High mountains, coffee trees, bananas, cotton fields, sugar cane, coconut palms, and tropical fruit characterize the country of Honduras in the heart of Central America. Honduras is the site of the first Reformed Church in America mission program in Central America outside of Mexico. The work of the Reformed Church is located in Ahuas and Cauquira. Ahaus is an isolated village near the Patuca River. Travel to Ahuas is by outboard motorboat or small plane. Cauquira is a peninsula in the extreme southeastern corner of the country. There are no roads. Travel in the area is by foot, dugout canoe along coastal waterways, or Wings of Mercy flights. The isolation of both Ahaus and Cauquira makes every resource precious, especially fresh fruits and vegetables.

The RCA partners with the Evangelical Moravian Church in Honduras, the Moravian Church in the U.S.A., and Moravian medical programs in Honduras.

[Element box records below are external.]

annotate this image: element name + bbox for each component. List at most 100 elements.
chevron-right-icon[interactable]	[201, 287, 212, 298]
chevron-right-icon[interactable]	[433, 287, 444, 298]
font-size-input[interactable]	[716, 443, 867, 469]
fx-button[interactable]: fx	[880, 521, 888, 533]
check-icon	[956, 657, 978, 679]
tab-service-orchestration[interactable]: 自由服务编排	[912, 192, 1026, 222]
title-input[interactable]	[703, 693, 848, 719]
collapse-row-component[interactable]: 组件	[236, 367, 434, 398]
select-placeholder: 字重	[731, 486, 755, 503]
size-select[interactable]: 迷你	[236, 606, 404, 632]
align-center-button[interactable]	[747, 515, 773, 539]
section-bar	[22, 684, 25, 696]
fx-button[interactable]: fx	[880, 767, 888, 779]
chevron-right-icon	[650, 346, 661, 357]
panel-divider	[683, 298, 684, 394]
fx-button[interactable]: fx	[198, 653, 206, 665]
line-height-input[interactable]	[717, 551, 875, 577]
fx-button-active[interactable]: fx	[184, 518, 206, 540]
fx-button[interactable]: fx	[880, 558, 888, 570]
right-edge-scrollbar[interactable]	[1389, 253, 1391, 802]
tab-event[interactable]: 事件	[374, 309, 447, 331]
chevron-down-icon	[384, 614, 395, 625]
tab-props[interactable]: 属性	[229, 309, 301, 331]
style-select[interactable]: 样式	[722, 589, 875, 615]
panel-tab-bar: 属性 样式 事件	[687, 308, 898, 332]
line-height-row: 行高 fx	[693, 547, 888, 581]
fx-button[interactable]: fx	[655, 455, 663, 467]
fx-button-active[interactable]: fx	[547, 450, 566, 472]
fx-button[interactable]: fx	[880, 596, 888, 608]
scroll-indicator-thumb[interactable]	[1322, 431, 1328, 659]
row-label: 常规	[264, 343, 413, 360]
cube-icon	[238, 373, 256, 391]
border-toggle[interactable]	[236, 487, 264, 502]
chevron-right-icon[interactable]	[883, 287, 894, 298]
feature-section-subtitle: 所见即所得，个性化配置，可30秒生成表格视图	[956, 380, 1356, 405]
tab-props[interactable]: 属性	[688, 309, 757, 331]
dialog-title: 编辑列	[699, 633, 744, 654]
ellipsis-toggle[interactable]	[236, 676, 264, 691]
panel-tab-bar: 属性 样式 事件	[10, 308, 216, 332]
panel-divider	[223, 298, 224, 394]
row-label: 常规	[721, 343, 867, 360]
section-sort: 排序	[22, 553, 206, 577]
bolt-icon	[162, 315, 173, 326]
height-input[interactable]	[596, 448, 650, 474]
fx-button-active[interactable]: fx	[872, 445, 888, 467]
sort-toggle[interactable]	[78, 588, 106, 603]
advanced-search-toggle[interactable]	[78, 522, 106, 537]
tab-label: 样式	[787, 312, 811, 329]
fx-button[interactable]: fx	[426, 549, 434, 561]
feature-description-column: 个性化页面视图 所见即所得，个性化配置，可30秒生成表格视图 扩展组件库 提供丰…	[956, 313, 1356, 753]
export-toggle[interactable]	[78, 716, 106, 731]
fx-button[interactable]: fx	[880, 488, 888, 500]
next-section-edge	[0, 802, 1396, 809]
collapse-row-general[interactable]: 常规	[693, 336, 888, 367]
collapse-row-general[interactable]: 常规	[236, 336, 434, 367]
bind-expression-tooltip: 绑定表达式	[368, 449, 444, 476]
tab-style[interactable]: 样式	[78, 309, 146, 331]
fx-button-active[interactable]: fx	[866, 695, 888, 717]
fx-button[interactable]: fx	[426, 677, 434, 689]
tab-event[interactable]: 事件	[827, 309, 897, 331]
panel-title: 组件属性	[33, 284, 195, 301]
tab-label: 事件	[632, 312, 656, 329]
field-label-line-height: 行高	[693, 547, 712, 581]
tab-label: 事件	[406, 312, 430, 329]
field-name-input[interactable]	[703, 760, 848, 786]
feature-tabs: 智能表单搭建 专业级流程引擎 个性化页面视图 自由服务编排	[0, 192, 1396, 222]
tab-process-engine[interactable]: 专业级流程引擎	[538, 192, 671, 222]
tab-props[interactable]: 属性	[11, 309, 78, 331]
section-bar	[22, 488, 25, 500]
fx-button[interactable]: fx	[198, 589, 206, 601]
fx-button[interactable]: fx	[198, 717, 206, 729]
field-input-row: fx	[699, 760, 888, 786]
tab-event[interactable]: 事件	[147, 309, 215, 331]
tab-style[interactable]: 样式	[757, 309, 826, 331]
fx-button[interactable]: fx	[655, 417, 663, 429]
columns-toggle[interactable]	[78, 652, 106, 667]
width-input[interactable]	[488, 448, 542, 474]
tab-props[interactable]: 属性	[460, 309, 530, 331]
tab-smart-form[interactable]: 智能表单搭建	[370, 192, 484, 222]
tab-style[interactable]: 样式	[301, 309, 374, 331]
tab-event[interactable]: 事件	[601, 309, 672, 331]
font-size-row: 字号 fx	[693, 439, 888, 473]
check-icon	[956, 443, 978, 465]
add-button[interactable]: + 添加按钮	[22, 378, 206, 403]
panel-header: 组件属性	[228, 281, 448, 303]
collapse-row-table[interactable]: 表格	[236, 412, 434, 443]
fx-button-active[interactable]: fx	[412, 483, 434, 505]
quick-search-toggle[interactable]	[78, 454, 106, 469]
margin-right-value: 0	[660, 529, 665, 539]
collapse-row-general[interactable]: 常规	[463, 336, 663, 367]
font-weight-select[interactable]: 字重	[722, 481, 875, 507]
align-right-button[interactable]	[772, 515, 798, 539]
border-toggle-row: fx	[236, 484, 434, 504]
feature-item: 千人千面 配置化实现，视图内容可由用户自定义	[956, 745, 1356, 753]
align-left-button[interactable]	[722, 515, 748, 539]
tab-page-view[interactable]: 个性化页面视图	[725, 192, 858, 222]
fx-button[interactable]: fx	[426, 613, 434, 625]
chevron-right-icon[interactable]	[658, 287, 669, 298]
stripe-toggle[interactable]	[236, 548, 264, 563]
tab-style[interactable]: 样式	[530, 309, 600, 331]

The U.S. Moravian Church began mission work in Honduras in 1930. The majority of the Indian people among whom RCA mission partner personnel work are Moravian in faith.

The RCA entered into medical mission work among the Miskito Indians in Cauquira in 1983. The Cauquira medical work had been closed for a number of years because there was no missionary doctor. When it reopened in 1983, it mushroomed because of the great need in the region. The RCA supports three medical doctors who serve as mission partner personnel; they work in the medical clinic in Cauquira, as medical director for the Moravian medical programs in Honduras, and as medical director of the hospital in Ahuas. They also train health leaders and nurses. The Reformed Church also supports a missionary pilot with Wings of Mercy (formerly a Mission Aviation Fellowship program in Honduras) and has contributed finances and work groups to the building of the Bible Institute in Puerto Lempira. It also helps support a divers' school that teaches local people how to be safe while diving to harvest seafood.

In addition to providing medical services at the clinic in Cauquira and the hospital in Ahuas, doctors travel in a dugout canoe to make house calls in the surrounding communities. Educational programs, provided by a doctor or a nurse, are available in Cauquira, Ahuas, and in towns along the River Patuca and in Zona Recuperada (the Recovered Zone), which has a high incidence of malaria and cholera. (The area is called the Recovered Zone because it was recovered from Nicaragua.)

The Ahuas and Cauquira programs are a true partnership in mission. The medicine, local health workers, and maintenance of the clinic and hospital buildings are underwritten by the people served. The missionary homes, some field expenses, and benefits are underwritten by the Moravian Church. Mission partner personnel receive salary and expenses for deputation from the Reformed Church in America. Educational material and funds for travel to Zona Recuperada are also provided by the RCA.

Ahuas Clinic

Exotic birds squawk and bounce from tree to tree in the tropical rainforest. At the same time, poisonous snakes and insects crawl along the rainforest floor, while crocodiles slip into the river. The lush wall of flora has kept cars and modern-day technology from reaching the Miskito people of the Mosquitia region of Honduras. It has also kept the gospel from reaching them, and it isolates people from the nearest hospital—more than 12 hours away by canoe.